AMARA CHARAF-EDDINE: The growth of production and the creation of long-term jobs are at the base of the national growth model. This strategy targets a significant rise in production, giving priority to those segments, such as agriculture, fisheries, ICT and tourism, that produce tradable goods and services.
In my opinion the sources of innovation are of two types. The first is the realisation of partnerships and strategic alliances with leading companies in their segment. The second is the bridging of industries and research centres through the establishment of clusters. A consortium of companies is more capable than single firms of mobilising funds dedicated to applied research and the production of prototypes that can be duplicated during the industrial phase. However, some innovations, particularly in ICT, are the work of start-ups or innovative entrepreneurs. Even if the company does not find an immediate need in its sphere of production, it is crucial that it provide support during product development, or that it help through injecting private equity.
To what extent can public companies support innovation and youth entrepreneurship?
CHARAF-EDDINE: Incubators could complement the function of those clusters that are dedicated to innovation based on industrial needs and the responses elaborated by teams of researchers, and the authorities have already subscribed to the process of creating incubators for publicly supervised projects. As such, it is left to a given firm to get closer to these structures and to agree on their contributions to young entrepreneurs. For instance, a public company could propose subcontracts that help to integrate these entrepreneurs into the value chain.
It is essential to provide project promoters with services that enable them to embark under the best conditions in carrying out market research, building business plans, identifying the content of investment, defining their commercial policy and keeping accounting records, and these are the kinds of assistance that any young entrepreneur would need from these firms.

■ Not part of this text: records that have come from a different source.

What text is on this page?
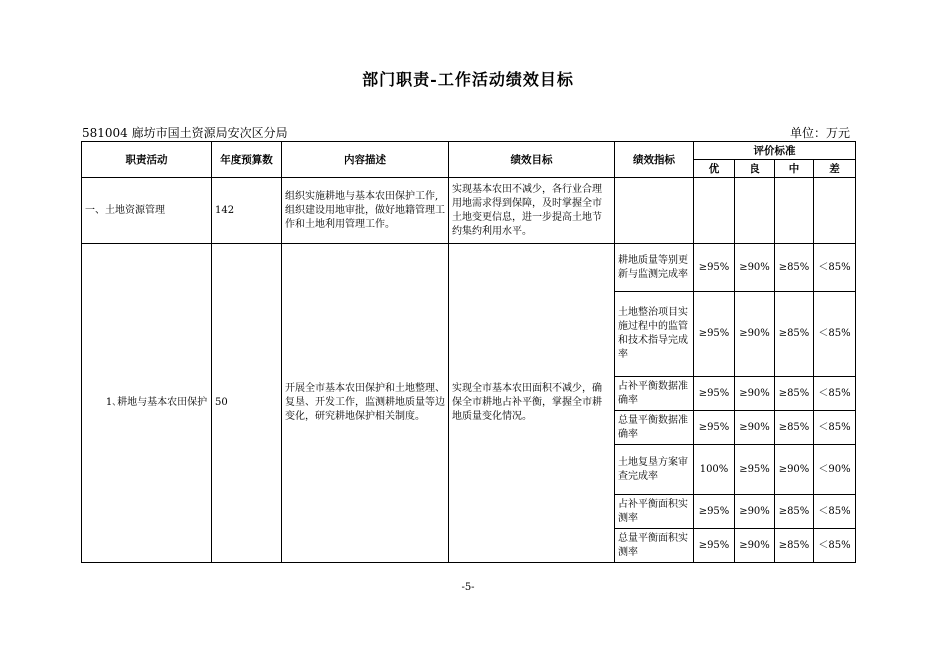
部门职责-工作活动绩效目标
581004 廊坊市国土资源局安次区分局	单位：万元
职责活动	年度预算数	内容描述	绩效目标	绩效指标	评价标准			
					优	良	中	差
一、土地资源管理	142	组织实施耕地与基本农田保护工作,组织建设用地审批，做好地籍管理工作和土地利用管理工作。	实现基本农田不减少，各行业合理用地需求得到保障，及时掌握全市土地变更信息，进一步提高土地节约集约利用水平。					

1､耕地与基本农田保护	50	开展全市基本农田保护和土地整理、复垦、开发工作，监测耕地质量等边变化，研究耕地保护相关制度。	实现全市基本农田面积不减少，确保全市耕地占补平衡，掌握全市耕地质量变化情况。	耕地质量等别更新与监测完成率	≥95%	≥90%	≥85%	＜85%
				土地整治项目实施过程中的监管和技术指导完成率	≥95%	≥90%	≥85%	＜85%
				占补平衡数据准确率	≥95%	≥90%	≥85%	＜85%
				总量平衡数据准确率	≥95%	≥90%	≥85%	＜85%
				土地复垦方案审查完成率	100%	≥95%	≥90%	＜90%
				占补平衡面积实测率	≥95%	≥90%	≥85%	＜85%
				总量平衡面积实测率	≥95%	≥90%	≥85%	＜85%
-5-
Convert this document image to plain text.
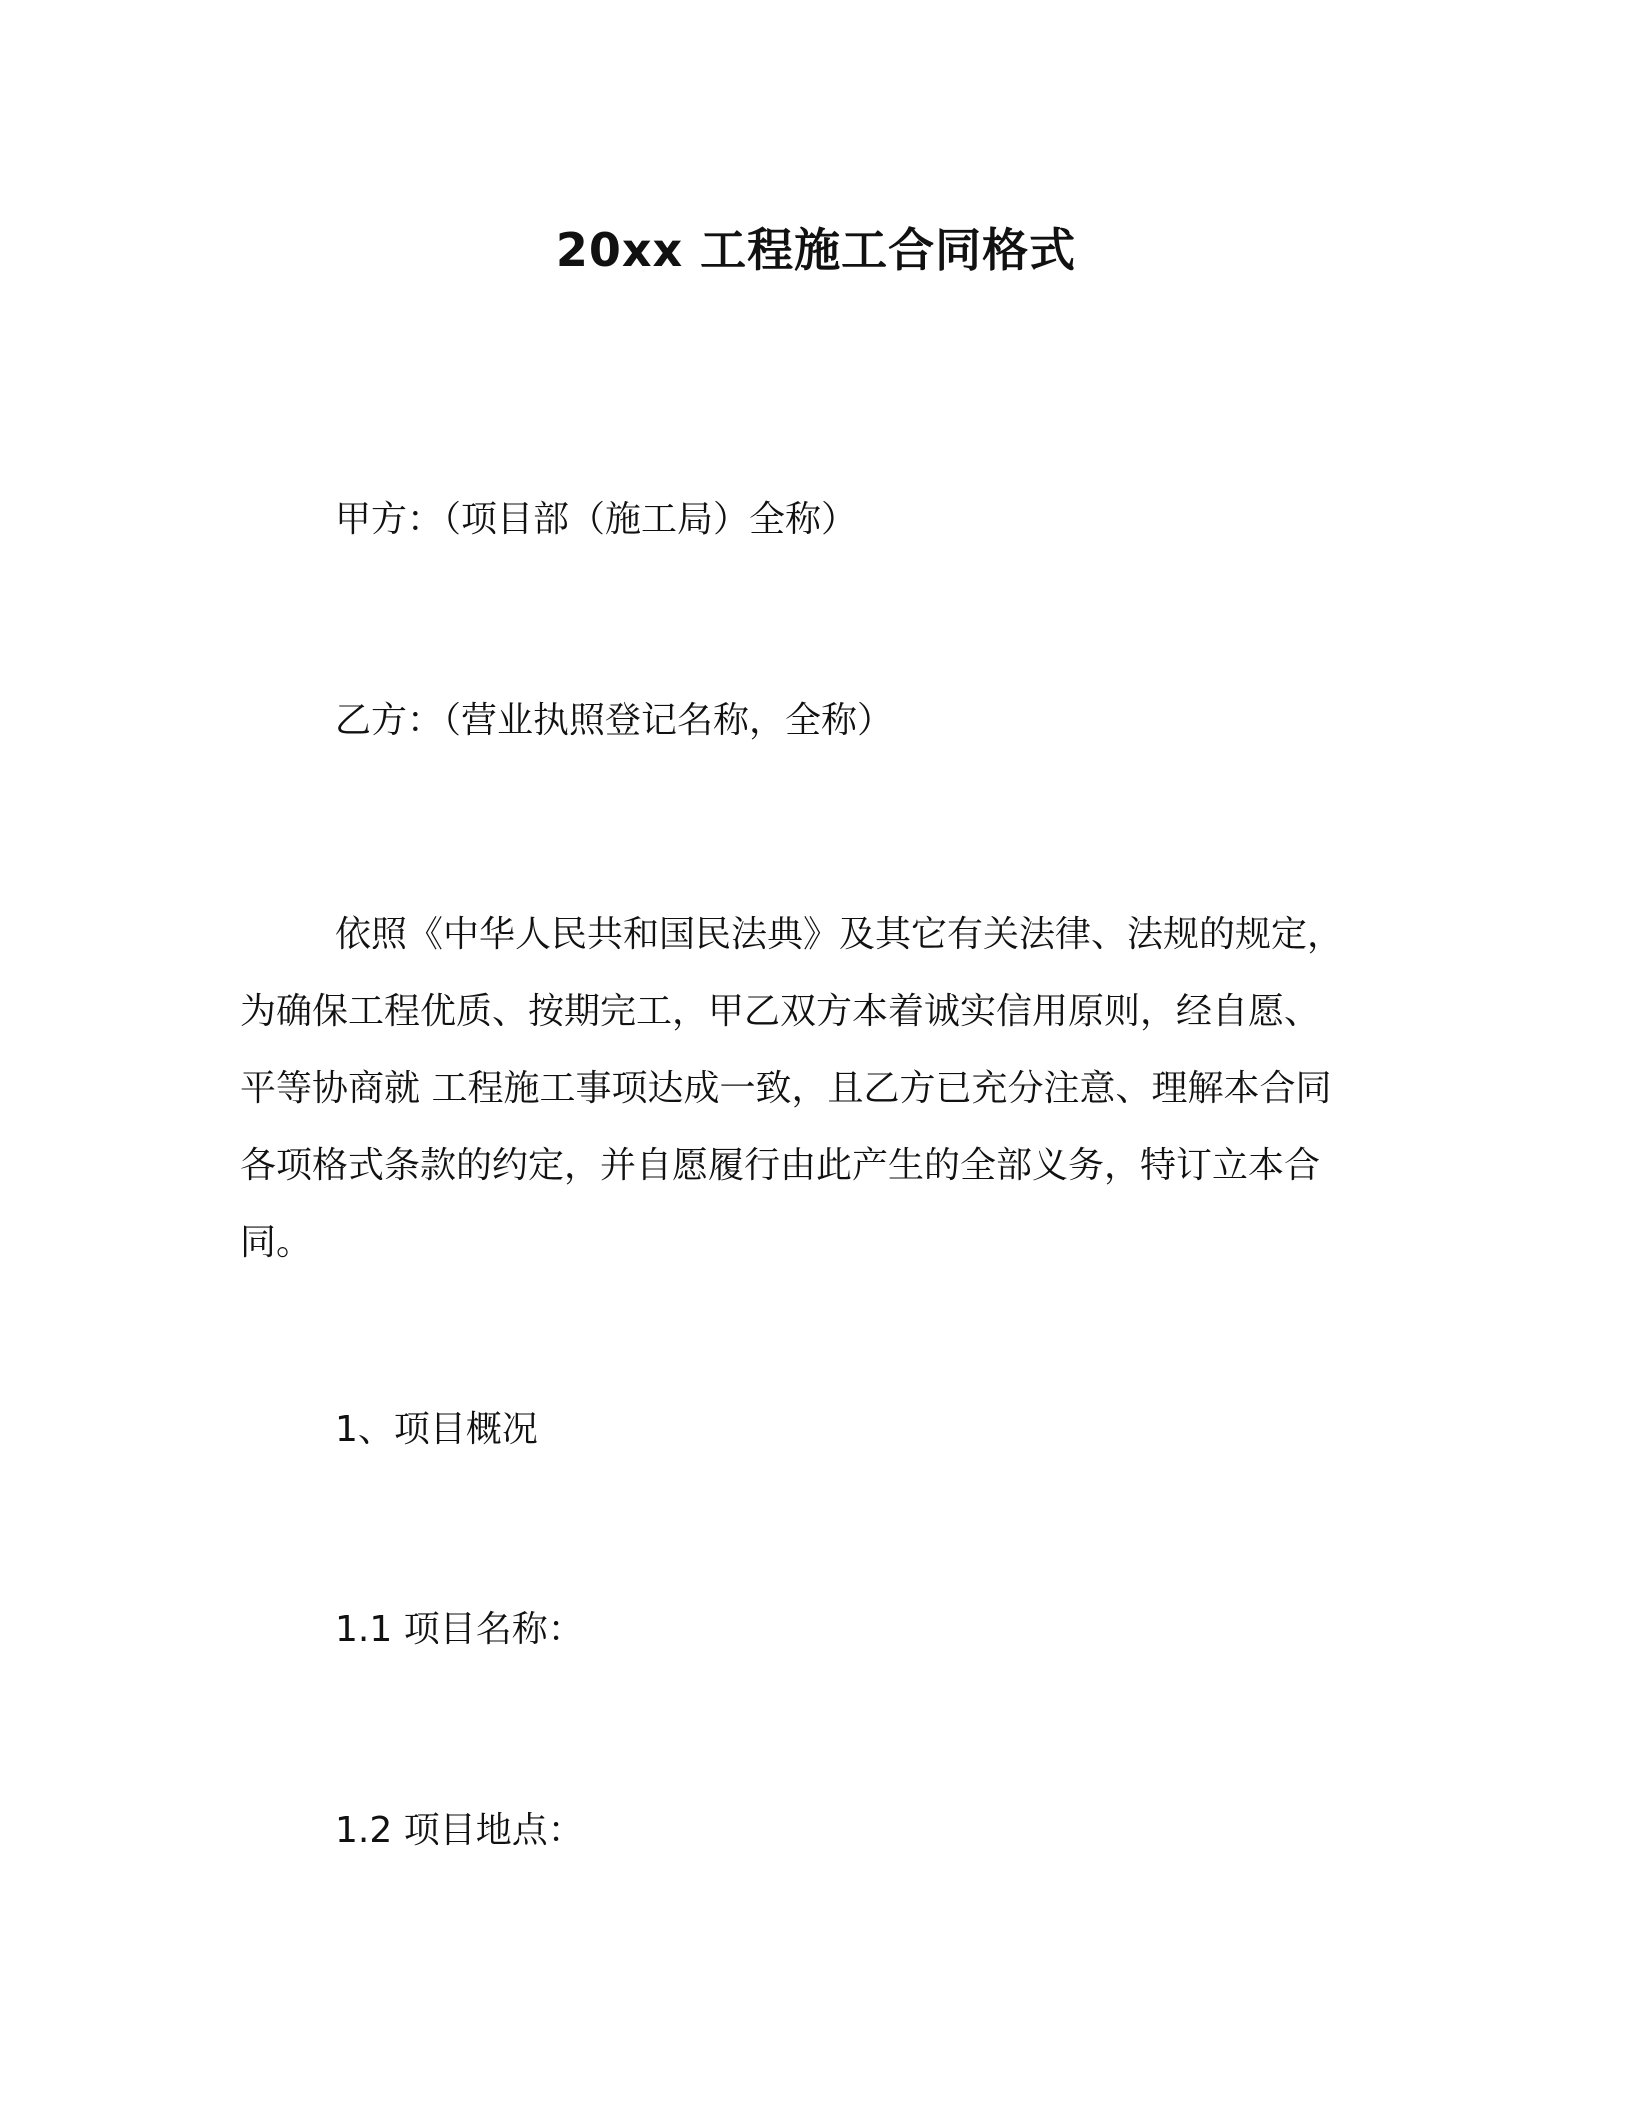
20xx 工程施工合同格式
甲方：（项目部（施工局）全称）
乙方：（营业执照登记名称，全称）
依照《中华人民共和国民法典》及其它有关法律、法规的规定，
为确保工程优质、按期完工，甲乙双方本着诚实信用原则，经自愿、
平等协商就 工程施工事项达成一致，且乙方已充分注意、理解本合同
各项格式条款的约定，并自愿履行由此产生的全部义务，特订立本合
同。
1、项目概况
1.1 项目名称：
1.2 项目地点：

On another level, consortia of public companies could support project holders by buying capital stakes in the creation or development phases of a nascent firm. In some cases it will be a matter of reframing the projects with a view to both their immediate and eventual success, as well as engaging a contribution to Algeria’s attractiveness and socio-economic development. Incubators should help to create ecosystems for the development of viable enterprises in the long term.
How could partnerships between the Algerian private sector and international firms be encouraged?
CHARAF-EDDINE: Algeria is attractive as a business site because of its market size, its low costs of production – with respect to labour, supply and distribution, operations and energy – and a range of investment incentives. However, partnerships also depend on a technology-product-market triptych, meaning that a project’s viability relies on a market’s dynamism, the foreign partner’s technological contribution and the expected success of a sales network.
Improvements to encourage partnerships include diffusing information and economic data on the market and its players; facilitating access to bank loans; reinvigorating funds for small and medium-sized enterprises; and bolstering human capital to meet the demand for skilled labour. These must be done with the help of sectoral organisations and institutions as a means to encourage partners to develop industry-specific training centres, as in the vehicle industry in Oran or textiles in Relizane. We could also encourage the reorganisation of the tax system and the modernisation of the commercial code to adapt its contents to the new realities of the global economy.